Hey Ho! We Don’t Know?
Motives Behind Protest At The Link Unclear
Most reporters at The Link are used to covering protests, but some of the newspaper’s staff members found themselves to be the target of one upon stepping outside the office yesterday afternoon.
For a span of roughly six minutes, a group of about 15 tentative protesters stood atop the escalators on the sixth floor of Concordia’s Hall building.
The demonstrators refused to identify themselves, answer questions or elaborate on their apparent grievances with The Link’s editor-in-chief Justin Giovannetti.
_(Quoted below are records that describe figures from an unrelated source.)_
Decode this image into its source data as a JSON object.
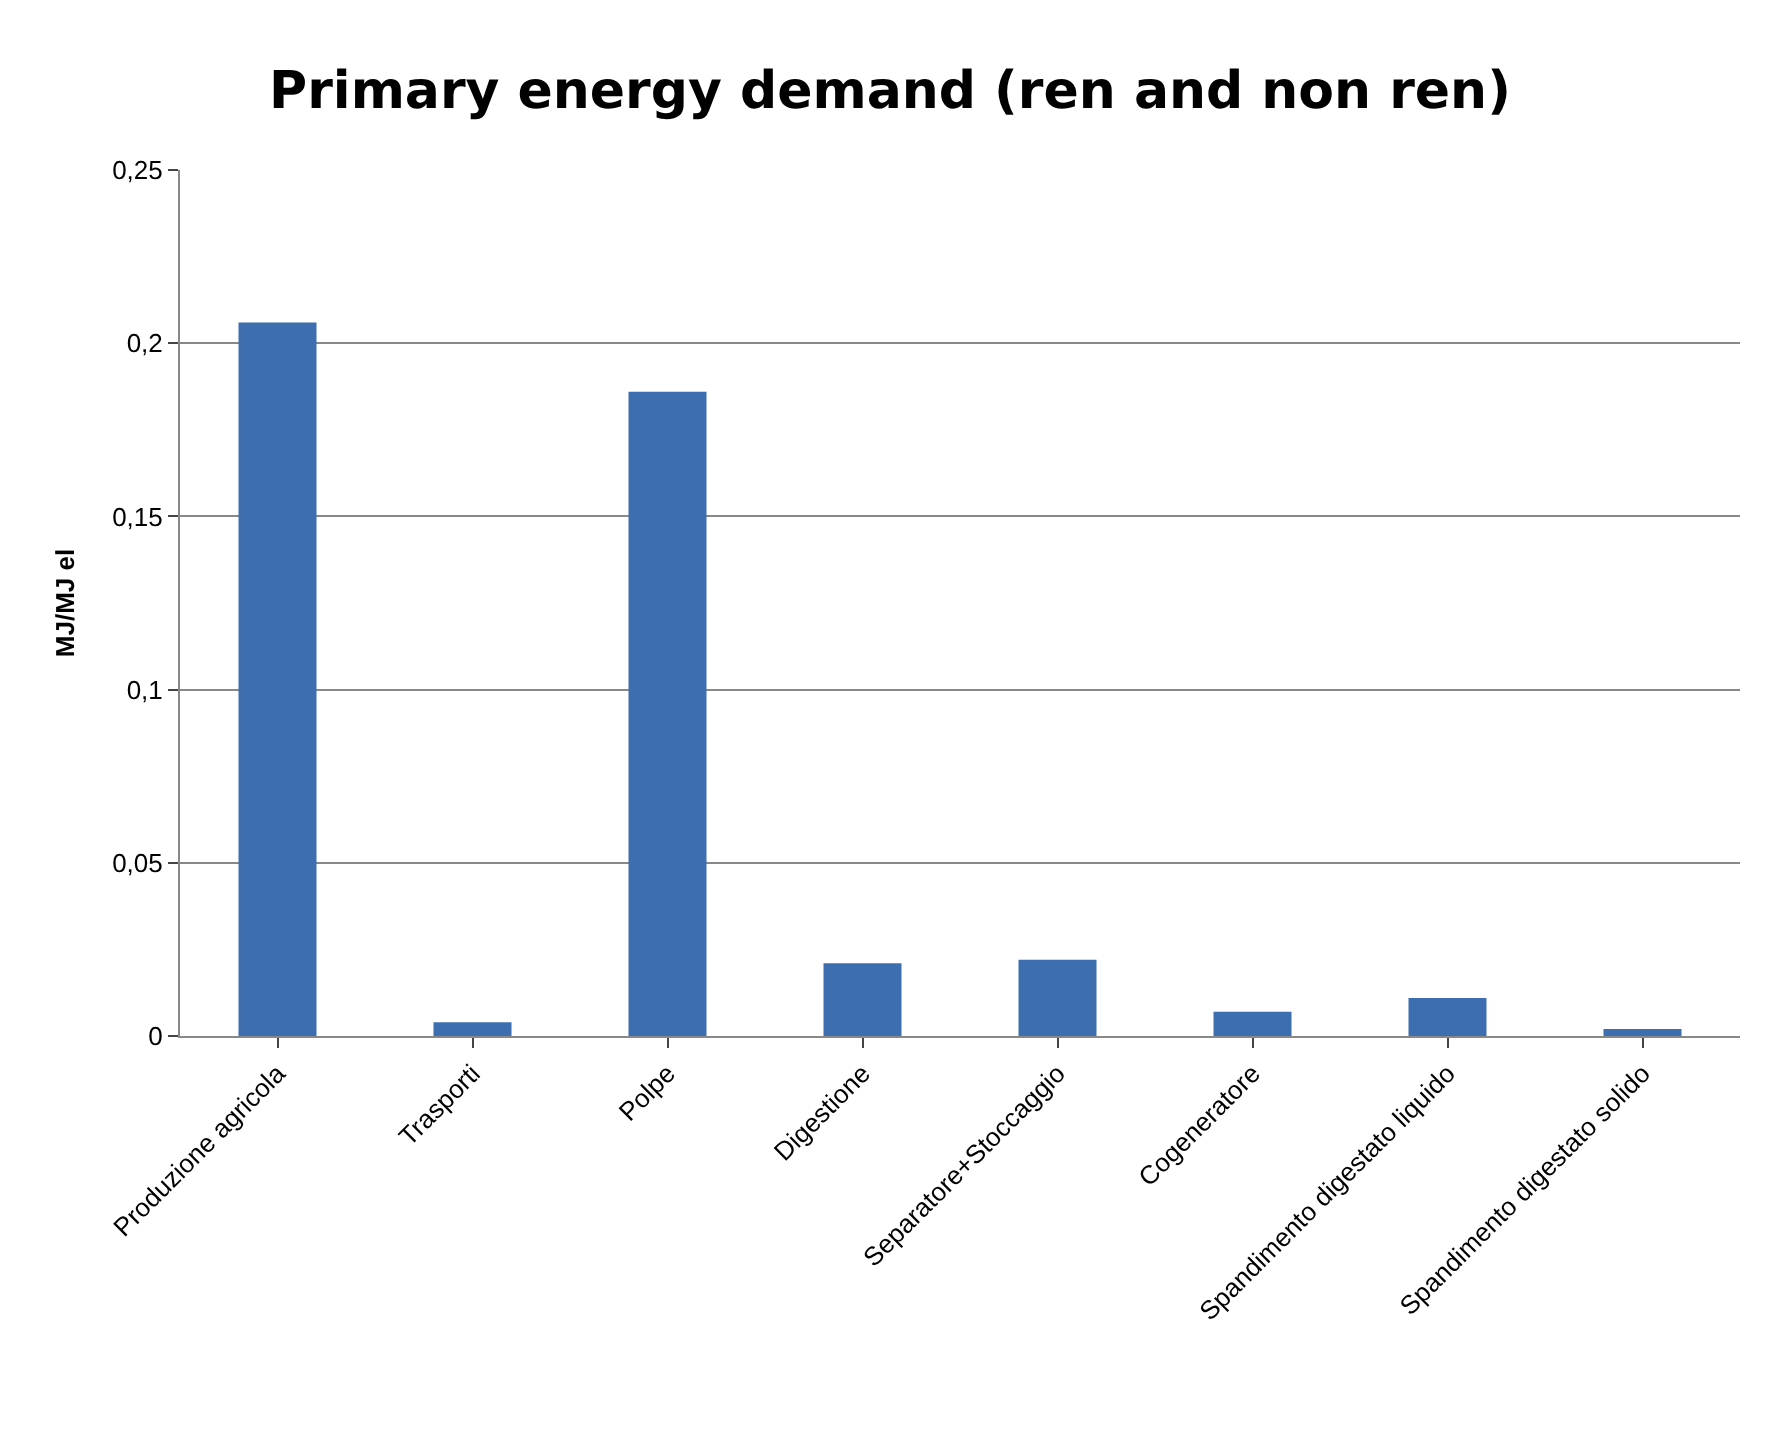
{
  "chart_data": {
    "type": "bar",
    "title": "Primary energy demand (ren and non ren)",
    "ylabel": "MJ/MJ el",
    "categories": [
      "Produzione agricola",
      "Trasporti",
      "Polpe",
      "Digestione",
      "Separatore+Stoccaggio",
      "Cogeneratore",
      "Spandimento digestato liquido",
      "Spandimento digestato solido"
    ],
    "values": [
      0.206,
      0.004,
      0.186,
      0.021,
      0.022,
      0.007,
      0.011,
      0.002
    ],
    "color": "#3d6eb0",
    "ylim": [
      0,
      0.25
    ],
    "yticks": [
      {
        "value": 0,
        "label": "0"
      },
      {
        "value": 0.05,
        "label": "0,05"
      },
      {
        "value": 0.1,
        "label": "0,1"
      },
      {
        "value": 0.15,
        "label": "0,15"
      },
      {
        "value": 0.2,
        "label": "0,2"
      },
      {
        "value": 0.25,
        "label": "0,25"
      }
    ],
    "grid": "y"
  }
}
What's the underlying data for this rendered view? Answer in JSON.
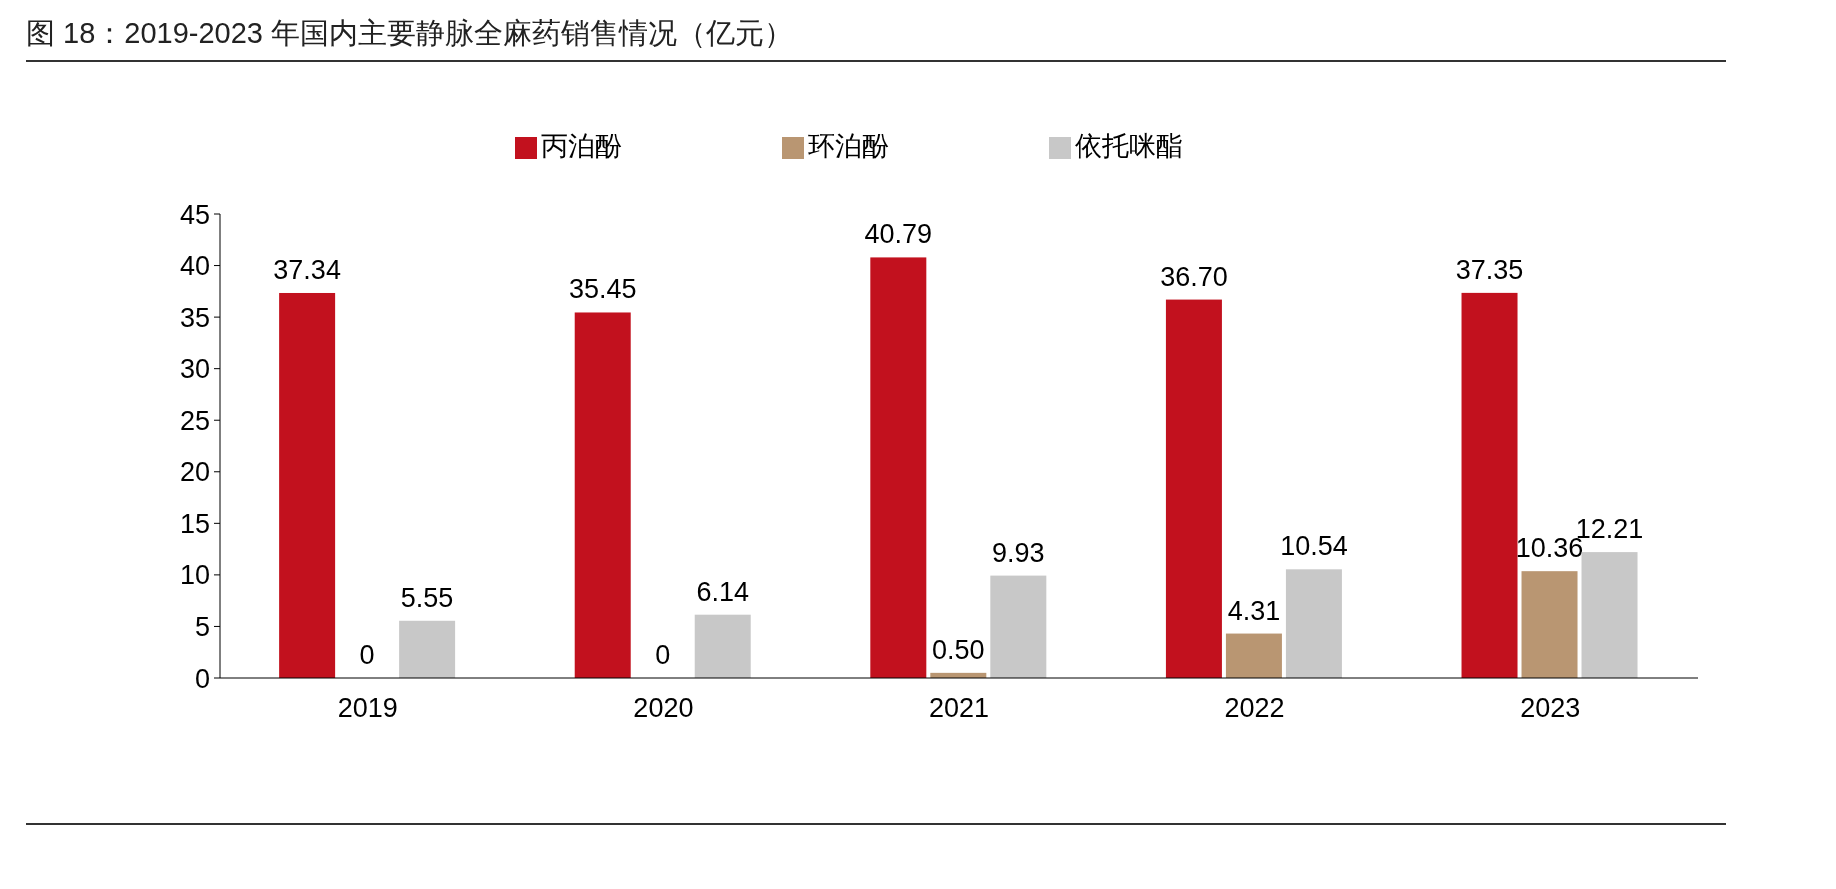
{
  "chart_data": {
    "type": "bar",
    "title": "图 18：2019-2023 年国内主要静脉全麻药销售情况（亿元）",
    "categories": [
      "2019",
      "2020",
      "2021",
      "2022",
      "2023"
    ],
    "series": [
      {
        "name": "丙泊酚",
        "color": "#c2111e",
        "values": [
          37.34,
          35.45,
          40.79,
          36.7,
          37.35
        ],
        "value_labels": [
          "37.34",
          "35.45",
          "40.79",
          "36.70",
          "37.35"
        ]
      },
      {
        "name": "环泊酚",
        "color": "#b99672",
        "values": [
          0,
          0,
          0.5,
          4.31,
          10.36
        ],
        "value_labels": [
          "0",
          "0",
          "0.50",
          "4.31",
          "10.36"
        ]
      },
      {
        "name": "依托咪酯",
        "color": "#c8c8c8",
        "values": [
          5.55,
          6.14,
          9.93,
          10.54,
          12.21
        ],
        "value_labels": [
          "5.55",
          "6.14",
          "9.93",
          "10.54",
          "12.21"
        ]
      }
    ],
    "ylim": [
      0,
      45
    ],
    "yticks": [
      0,
      5,
      10,
      15,
      20,
      25,
      30,
      35,
      40,
      45
    ],
    "grid": false,
    "legend": "top"
  }
}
Despite speaking no more than a few brief chants, they called into question Giovannetti’s relationship with Concordia Student Union councillor Lex Gill.
The protesters claimed that Gill will run in next week’s CSU general election and that she will be privileged by favourable coverage from The Link.
The demonstration was the first interaction any of these individuals ever had with The Link, prior to showing up at its doorstep. None of protesters had ever called, emailed, or attempted to contact any of The Link’s editorial staff, despite having every opportunity to do so. Instead, they chose to make their first encounter a hostile one.
Several bystanders and other people tangentially involved in the proceedings also declined to speak on record.
It remains unclear whether any of these students plan on running for office, however if they intend to do so, they are in violation of the CSU’s electoral bylaws—which prevent candidates from campaigning before midnight of March 14.
Three CSU executives were seen near the protest as it unfolded, but denied any connection with the protesters.
“We had nothing to do with the protest,” said CSU VP Academic & Loyola Hassan Abdullahi. “[But] nothing The Link has ever written about the CSU has been balanced […] I’m not responsible to The Link, I’m responsible to the students.”
Abdullahi overlooked the fact that every member of The Link’s editorial staff is an undergraduate student and therefore a due-paying member the union.
Earlier that afternoon, Ricardo Hernandez Torres received a call while working at the Loyola Luncheon from a CSU secretary, asking for the whereabouts of Gonzalo Nieto and Lex Gill.
Nieto, an überculture executive with Gill, was in class, but said he received a text message from his friend who was at the Luncheon, informing him that he was being paged. Nieto said he usually attends the Luncheon, yet finds it extremely odd that the CSU would be looking for him and Gill.
“It seems very conspicuous to me that they were wondering where Lex [Gill] was about an hour before they protest Lex,” said Nieto, who can think of no reason why the CSU would be looking for him.
The protesters disbanded after Concordia Security asked them for student ID cards.